Terms of Endearment swept the 1984 Oscars, which was well deserved. Frankly it should’ve won more Oscars; maybe they should’ve created new categories. I hate to engage in nostalgia (although I wasn’t born when this movie came out so I don’t know if this even qualifies as nostalgia), but I miss this movie culture. I miss the days when Jack Nicholson was a) even at the Oscars at all and b) winning Oscars, as is his right. I miss a time when there were more movies about basic human experiences, ones that blended humor and tragedy. ToE made me laugh out loud and it made me sob; it’s my ideal movie experience! I deeply wish we had more movies like this, starring real, actual movie stars.
Shirley MacLaine and Debra Winger were both nominated for best actress, and while I really think Debra Winger should’ve won, I can’t exactly argue with a Shirley MacLaine win. Also, Rock Hudson and Liza Minnelli presented the award! Imagine! Look at how openly nervous these actresses look as they wait to see if they won. I live for these displays of humanity at awards shows.
Shirley and Debra had a famously rocky relationship (some might even call it a feud, although that seems a reach) on set, but I will leave it up to you to google it if you want to find out more. For whatever reason, I found their conflict a little underwhelming (I lived through the Don’t Worry Darling summer, so I’ve had my fill of on-set drama) and also just beside the point. The movie’s so great on its own, and I don’t really care about what happened behind the scenes/whether Debra Winger farted on Shirley MacLaine. Maybe that’s what it takes to make a classic film! I wouldn’t know!
Worth noting but it wouldn’t fit in anywhere else: sometimes Debra Winger looks so much like Lizzy Caplan that I was distracted.

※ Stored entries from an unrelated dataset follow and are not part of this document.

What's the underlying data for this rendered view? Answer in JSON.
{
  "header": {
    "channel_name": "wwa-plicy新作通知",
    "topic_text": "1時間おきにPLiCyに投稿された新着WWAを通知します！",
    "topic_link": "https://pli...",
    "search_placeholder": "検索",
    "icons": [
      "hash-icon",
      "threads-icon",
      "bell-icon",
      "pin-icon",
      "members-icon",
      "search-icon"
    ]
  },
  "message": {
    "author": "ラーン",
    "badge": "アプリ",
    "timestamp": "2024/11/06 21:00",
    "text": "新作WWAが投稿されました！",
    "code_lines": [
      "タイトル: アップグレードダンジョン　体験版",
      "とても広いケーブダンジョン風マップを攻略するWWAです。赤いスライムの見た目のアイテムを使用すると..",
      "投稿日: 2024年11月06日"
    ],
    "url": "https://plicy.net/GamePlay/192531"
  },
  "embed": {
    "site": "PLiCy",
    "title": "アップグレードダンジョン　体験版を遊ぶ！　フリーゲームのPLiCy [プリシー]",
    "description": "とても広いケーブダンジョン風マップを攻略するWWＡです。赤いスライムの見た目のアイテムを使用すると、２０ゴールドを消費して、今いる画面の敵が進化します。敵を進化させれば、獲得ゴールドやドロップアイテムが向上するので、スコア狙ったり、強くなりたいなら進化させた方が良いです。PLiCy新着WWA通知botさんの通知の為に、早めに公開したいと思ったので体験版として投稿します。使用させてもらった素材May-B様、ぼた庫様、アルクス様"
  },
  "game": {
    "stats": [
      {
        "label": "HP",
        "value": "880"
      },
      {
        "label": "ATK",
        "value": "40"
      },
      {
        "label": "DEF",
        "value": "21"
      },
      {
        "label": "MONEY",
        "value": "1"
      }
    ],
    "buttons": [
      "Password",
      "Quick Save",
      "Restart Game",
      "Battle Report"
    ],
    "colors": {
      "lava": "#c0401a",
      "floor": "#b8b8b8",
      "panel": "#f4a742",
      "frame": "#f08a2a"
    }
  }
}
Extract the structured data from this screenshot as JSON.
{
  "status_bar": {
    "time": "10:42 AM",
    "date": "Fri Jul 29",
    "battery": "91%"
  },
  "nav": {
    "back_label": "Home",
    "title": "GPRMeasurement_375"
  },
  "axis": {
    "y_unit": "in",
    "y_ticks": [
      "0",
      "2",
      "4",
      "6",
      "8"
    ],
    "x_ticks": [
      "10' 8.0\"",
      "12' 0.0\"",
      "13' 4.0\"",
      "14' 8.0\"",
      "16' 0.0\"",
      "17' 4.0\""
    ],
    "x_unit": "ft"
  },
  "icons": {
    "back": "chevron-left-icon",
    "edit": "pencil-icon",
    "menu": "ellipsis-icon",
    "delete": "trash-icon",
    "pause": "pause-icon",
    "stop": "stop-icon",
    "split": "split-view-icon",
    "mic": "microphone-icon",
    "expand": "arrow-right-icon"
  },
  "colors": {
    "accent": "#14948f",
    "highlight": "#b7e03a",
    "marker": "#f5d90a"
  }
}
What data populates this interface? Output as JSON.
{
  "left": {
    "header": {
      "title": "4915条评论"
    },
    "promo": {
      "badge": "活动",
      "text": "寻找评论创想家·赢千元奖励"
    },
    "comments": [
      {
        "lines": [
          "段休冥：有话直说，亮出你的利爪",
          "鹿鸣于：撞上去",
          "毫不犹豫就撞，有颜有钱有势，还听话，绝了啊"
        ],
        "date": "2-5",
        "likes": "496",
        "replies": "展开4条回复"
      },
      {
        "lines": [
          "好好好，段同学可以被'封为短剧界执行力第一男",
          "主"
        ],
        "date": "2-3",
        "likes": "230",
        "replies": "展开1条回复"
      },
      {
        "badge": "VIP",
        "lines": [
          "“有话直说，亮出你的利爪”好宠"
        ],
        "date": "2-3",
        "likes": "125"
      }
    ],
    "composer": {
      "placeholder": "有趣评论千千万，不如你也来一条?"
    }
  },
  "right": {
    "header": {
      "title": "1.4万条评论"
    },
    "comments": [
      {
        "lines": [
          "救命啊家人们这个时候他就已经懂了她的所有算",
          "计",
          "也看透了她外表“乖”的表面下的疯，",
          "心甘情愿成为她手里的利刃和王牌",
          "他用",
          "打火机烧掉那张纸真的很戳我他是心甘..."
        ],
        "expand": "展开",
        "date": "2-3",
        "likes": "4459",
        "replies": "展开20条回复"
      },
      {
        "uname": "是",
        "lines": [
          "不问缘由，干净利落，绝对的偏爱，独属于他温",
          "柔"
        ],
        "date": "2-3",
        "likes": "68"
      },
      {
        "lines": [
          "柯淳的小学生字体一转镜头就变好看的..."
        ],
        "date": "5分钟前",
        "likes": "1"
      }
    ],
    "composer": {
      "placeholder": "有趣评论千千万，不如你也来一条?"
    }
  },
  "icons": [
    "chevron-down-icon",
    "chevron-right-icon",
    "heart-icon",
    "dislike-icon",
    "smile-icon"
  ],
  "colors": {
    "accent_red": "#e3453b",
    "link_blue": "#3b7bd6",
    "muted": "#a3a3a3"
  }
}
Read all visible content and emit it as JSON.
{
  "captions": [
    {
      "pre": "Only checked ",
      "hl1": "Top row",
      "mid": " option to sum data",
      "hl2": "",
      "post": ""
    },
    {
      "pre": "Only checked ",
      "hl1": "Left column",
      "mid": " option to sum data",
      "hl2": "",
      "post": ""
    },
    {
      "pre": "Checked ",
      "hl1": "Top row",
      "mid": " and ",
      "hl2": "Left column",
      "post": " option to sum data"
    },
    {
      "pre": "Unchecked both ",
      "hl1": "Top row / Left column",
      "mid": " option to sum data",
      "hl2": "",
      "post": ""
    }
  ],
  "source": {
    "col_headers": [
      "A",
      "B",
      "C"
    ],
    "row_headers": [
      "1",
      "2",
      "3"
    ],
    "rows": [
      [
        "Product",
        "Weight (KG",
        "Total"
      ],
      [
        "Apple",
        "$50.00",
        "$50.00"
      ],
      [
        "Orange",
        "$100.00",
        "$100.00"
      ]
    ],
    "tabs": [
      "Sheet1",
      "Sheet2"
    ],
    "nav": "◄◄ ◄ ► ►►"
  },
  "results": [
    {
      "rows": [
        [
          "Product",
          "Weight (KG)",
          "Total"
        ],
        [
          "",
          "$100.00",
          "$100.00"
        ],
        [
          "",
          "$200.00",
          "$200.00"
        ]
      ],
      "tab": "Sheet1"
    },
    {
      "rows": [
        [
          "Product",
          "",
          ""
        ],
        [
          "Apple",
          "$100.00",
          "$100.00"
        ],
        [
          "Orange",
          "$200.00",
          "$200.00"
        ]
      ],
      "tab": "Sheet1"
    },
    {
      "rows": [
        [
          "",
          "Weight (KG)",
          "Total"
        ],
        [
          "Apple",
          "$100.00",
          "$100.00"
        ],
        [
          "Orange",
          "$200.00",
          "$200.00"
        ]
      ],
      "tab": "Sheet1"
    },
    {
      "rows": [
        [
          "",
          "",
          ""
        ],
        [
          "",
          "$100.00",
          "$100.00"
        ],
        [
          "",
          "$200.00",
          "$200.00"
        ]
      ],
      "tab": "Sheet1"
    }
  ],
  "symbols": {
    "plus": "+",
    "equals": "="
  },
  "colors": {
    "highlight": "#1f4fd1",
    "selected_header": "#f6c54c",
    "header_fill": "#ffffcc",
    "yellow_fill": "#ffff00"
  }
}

Terms of Endearment is currently streaming on HBO, and if you haven’t seen it recently or at all, I hope you’ll give it a watch. I hope you’ll fall in love with Shirley MacLaine and Debra Winger. I even hope you, against your better judgment, develop a crush on John Lithgow. Spring is in the air and anything can happen!
See you next week.
Do NOT watch An Officer and a Gentleman. It's awful. Thinking about the end of that movie makes me want to hurl. And I haven't seen it in decades. I love Terms of Endearment, too. Ohgod, the scene with her kids. It's a Larry McMurtry book. Emma shows up in a couple of his other '70s books, too.
You’re the only person I know who watched Best Friends Forever, please tell me you’ve seen Playing House. It’s because of their Steel Magnolias references that I finally watched the movie last month and have now watched it four more times.